1. Gas burners
The igniters on the burners of your gas stovetop are very vulnerable to water. If you use a wet sponge to clean the burners or pour water directly onto the stovetop, the igniters will get wet and stop working. If you try to use the stove immediately after washing it, the igniters will make a repetitive clicking sound, but they will produce no sparks.
Sometimes, the igniters dry out in a few hours, and the issue will be gone, but the damage may also be permanent. Use a dedicated cleaning product very sparingly to remove food stains from gas burners. Instead of spraying the product directly onto the burners, apply a small amount onto a cloth and carefully wipe down the burners.
Leather shoes, jackets, bags, and upholstery require regular upkeep to preserve their color and texture for years, but water shouldn’t be part of that maintenance procedure. In fact, the only time you should use water to clean leather is when the leather item is covered in visible dirt and mud, and wiping it down with a damp cloth doesn’t help.
Wetting leather surfaces can leave spots and streaks. Water also promotes leather cracking, so make sure to use a specific leather cleaner to keep your items as good as new.
3. Contact lenses
It’s never OK to rinse or let your contact lenses soak in water overnight. Even though contact lens cleaning solutions seem like they’re just plain water, all of them actually have antimicrobial agents that keep germs away from your eyes. Storing your contacts in water will promote the growth of microbes on the surface of the contacts, or may even introduce them to your eyes.
“When the patient inserts the lens again the following day, that colony of bacteria is given the opportunity to move onto the cornea and cause ulceration,” states optometrist Jonathan Wolfe. If you prefer wearing contacts to eyeglasses, using a special contact lens solution is a must.
4. Electronic devices
It's common sense that electricity and water don’t mix. Using a wet cloth to clean any type of electronic device, be it a laptop, TV, keyboard, or phone is both risky and dangerous. The same goes for electric cables, light fixtures, electric outlet covers, etc.
Since water conducts electricity, this could lead to electrocution, electrical fires, or just break the device itself. If cleaning an item with a dry cloth doesn’t work well enough, there are special wipes designed to work for electronics you could use. As for electrical outlets and light switches, it’s best to just use a dry cloth for your own safety.

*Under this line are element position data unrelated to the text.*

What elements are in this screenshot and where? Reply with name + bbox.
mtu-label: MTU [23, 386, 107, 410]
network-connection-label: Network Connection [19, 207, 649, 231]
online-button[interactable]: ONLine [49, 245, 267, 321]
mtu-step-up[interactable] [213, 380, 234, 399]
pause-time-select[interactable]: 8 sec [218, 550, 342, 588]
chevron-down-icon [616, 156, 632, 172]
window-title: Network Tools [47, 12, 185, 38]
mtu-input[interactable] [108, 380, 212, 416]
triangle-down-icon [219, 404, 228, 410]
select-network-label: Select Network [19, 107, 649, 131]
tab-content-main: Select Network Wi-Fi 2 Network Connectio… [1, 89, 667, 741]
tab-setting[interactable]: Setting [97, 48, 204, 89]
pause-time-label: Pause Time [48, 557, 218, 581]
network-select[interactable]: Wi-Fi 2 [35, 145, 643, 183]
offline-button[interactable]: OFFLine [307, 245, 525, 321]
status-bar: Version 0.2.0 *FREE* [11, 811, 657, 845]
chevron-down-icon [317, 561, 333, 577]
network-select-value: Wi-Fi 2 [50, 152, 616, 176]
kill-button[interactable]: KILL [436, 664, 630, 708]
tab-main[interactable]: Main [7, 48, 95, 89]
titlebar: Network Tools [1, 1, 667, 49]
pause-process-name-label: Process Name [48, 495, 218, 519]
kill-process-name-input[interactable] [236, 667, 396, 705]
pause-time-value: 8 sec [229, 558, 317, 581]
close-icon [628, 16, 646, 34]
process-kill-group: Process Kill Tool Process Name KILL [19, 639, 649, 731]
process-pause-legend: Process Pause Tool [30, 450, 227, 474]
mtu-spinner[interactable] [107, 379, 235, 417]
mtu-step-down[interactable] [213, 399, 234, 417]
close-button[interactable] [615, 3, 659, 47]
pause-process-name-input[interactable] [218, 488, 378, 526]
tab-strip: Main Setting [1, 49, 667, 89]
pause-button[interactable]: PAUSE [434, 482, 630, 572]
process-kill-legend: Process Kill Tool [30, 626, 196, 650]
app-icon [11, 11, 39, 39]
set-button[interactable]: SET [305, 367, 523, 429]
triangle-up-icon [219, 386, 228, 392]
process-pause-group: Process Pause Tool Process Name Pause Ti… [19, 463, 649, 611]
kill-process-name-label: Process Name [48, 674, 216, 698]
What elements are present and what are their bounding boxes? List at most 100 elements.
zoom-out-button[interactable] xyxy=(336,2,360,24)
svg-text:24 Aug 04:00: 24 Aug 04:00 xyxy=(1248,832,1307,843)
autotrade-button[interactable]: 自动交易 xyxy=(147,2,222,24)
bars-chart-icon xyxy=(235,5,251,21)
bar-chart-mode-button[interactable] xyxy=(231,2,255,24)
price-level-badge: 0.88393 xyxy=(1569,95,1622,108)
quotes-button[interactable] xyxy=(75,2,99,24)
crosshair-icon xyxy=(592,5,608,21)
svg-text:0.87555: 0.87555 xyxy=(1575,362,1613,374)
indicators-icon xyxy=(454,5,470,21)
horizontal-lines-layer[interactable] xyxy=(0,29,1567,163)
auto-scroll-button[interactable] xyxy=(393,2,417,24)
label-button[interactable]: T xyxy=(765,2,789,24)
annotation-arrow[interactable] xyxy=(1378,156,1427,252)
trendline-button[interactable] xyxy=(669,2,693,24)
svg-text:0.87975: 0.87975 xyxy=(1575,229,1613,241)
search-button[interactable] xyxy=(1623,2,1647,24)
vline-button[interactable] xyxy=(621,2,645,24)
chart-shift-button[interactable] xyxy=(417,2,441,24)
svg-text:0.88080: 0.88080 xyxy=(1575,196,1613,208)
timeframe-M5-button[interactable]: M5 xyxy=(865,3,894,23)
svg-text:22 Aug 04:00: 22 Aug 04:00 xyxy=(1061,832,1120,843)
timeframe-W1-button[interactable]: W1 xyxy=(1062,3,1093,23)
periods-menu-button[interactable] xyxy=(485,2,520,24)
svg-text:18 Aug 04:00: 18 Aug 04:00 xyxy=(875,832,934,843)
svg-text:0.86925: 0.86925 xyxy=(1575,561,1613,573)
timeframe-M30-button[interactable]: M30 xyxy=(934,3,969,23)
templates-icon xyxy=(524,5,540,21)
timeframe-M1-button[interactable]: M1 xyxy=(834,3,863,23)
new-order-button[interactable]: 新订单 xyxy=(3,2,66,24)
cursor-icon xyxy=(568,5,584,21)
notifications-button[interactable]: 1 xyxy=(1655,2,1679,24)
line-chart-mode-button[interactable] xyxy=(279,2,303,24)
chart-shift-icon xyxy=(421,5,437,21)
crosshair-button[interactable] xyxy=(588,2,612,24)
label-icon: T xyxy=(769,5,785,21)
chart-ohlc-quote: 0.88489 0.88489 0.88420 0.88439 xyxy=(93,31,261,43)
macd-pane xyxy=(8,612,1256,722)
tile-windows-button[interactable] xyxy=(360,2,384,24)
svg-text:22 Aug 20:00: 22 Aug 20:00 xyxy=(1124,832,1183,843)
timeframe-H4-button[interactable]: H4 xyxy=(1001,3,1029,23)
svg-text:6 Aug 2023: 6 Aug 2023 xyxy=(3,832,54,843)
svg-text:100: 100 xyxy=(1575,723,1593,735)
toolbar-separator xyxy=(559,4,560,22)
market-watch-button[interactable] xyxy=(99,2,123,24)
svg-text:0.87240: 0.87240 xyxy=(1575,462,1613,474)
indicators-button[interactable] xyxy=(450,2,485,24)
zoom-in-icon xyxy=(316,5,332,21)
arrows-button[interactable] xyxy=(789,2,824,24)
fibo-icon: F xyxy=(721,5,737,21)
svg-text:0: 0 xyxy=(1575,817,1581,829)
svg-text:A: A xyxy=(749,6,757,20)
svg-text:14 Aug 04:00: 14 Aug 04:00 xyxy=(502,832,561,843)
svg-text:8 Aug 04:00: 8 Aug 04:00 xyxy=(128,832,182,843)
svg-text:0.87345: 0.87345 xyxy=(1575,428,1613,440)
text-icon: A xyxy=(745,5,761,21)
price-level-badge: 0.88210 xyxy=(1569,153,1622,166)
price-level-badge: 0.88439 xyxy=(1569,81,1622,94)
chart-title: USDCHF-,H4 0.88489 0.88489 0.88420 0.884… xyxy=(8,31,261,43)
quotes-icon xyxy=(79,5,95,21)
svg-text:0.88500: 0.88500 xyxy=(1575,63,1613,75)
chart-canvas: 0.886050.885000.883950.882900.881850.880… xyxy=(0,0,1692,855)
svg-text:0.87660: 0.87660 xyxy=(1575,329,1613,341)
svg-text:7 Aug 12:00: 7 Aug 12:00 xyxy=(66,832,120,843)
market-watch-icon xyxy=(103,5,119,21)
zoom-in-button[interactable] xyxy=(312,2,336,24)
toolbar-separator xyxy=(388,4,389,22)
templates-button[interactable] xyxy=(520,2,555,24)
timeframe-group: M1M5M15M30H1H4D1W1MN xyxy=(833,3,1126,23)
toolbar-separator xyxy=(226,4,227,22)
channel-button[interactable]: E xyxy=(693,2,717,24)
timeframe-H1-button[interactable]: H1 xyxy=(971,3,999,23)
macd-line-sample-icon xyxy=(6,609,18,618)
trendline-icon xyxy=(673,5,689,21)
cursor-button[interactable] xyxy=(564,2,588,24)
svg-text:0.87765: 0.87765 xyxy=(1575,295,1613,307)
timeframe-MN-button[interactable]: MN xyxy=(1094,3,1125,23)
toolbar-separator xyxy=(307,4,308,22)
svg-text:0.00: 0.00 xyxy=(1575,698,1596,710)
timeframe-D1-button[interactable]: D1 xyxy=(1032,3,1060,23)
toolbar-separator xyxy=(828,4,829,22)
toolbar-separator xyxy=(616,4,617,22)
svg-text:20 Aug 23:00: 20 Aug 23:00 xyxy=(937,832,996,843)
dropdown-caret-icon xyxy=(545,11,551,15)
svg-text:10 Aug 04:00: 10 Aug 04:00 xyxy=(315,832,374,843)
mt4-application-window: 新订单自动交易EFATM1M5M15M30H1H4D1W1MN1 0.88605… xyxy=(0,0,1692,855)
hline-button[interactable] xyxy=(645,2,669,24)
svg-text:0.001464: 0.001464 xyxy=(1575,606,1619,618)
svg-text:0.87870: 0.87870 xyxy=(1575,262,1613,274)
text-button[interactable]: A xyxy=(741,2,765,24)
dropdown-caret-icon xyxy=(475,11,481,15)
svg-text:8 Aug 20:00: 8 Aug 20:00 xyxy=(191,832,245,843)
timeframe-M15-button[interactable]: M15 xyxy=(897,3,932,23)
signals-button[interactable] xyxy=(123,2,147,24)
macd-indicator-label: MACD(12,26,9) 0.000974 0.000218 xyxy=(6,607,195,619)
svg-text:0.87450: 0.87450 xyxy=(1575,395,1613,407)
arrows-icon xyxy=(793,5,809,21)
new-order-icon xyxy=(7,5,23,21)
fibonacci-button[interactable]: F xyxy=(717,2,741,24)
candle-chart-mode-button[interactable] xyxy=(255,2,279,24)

It doesn’t matter if you’re working with wooden furniture, musical instruments, or hardwood floors - using as little water as possible to clean them is always the best course of action. Even if your wooden item has a water-resistant coating, be mindful of the fact that it too will wear off over the years time, so you’ll need to be gentle when cleaning wooden items.
Otherwise, you’ll be left with dark stains, much like the water ring that appears on wood when you leave a wet glass on it. Regular water damage may also lead to cracking, splitting, and a warped surface over time. Using dedicated wood cleaners or just a dry microfiber cloth is the best way to preserve wooden surfaces. When you must use water to clean hardwood floors, make sure to wring out the mop really well, leaving it damp and not wet.
6. Silver and brass
Tarnished silverware or brass light fixtures will only look worse if you decide to use water to clean it off. Instead, we recommend that you rub cornstarch, toothpaste, or even ketchup onto the silverware to remove the tarnish. Once the tarnish is off, you can then proceed to rinse the item with water.
Brass or silver polish also works well, as it will help restore the protective coating of brass and silver items, protecting them from water damage and tarnish.
7. Stucco, marble, and brick
Most of us think that stone materials are impossible to damage with chemicals, let alone plain water. Alas, popular materials for interior decoration like brick, stucco, and marble are all porous and vulnerable to water damage. Most of these surfaces have a special sealant that protects them from damage, but water and chemical cleaners tend to wear it away over time.
Try to use as little water and chemicals on marble and brick surfaces as you can. Using a soft broom or a barely damp microfiber cloth is usually enough to clean up these surfaces without damaging them.
8. Certain fabrics
Soft and fluffy fabrics like velvet, suede, and velour are very sensitive. When they get wet, their fibers stick together and become fixed in one position, which may ruin their finish. Water can also leave stains, streaks, or make the harden, pill, or change shape. Silk can also develop stains or discoloration when exposed to water.
To keep suede and velvet fabrics clean, you can either vacuum them or use a soft cloth or brush to remove dust or dirt. The safest way to deep clean these items is either by using specialized cleaning solutions or by taking these items to the dry cleaners.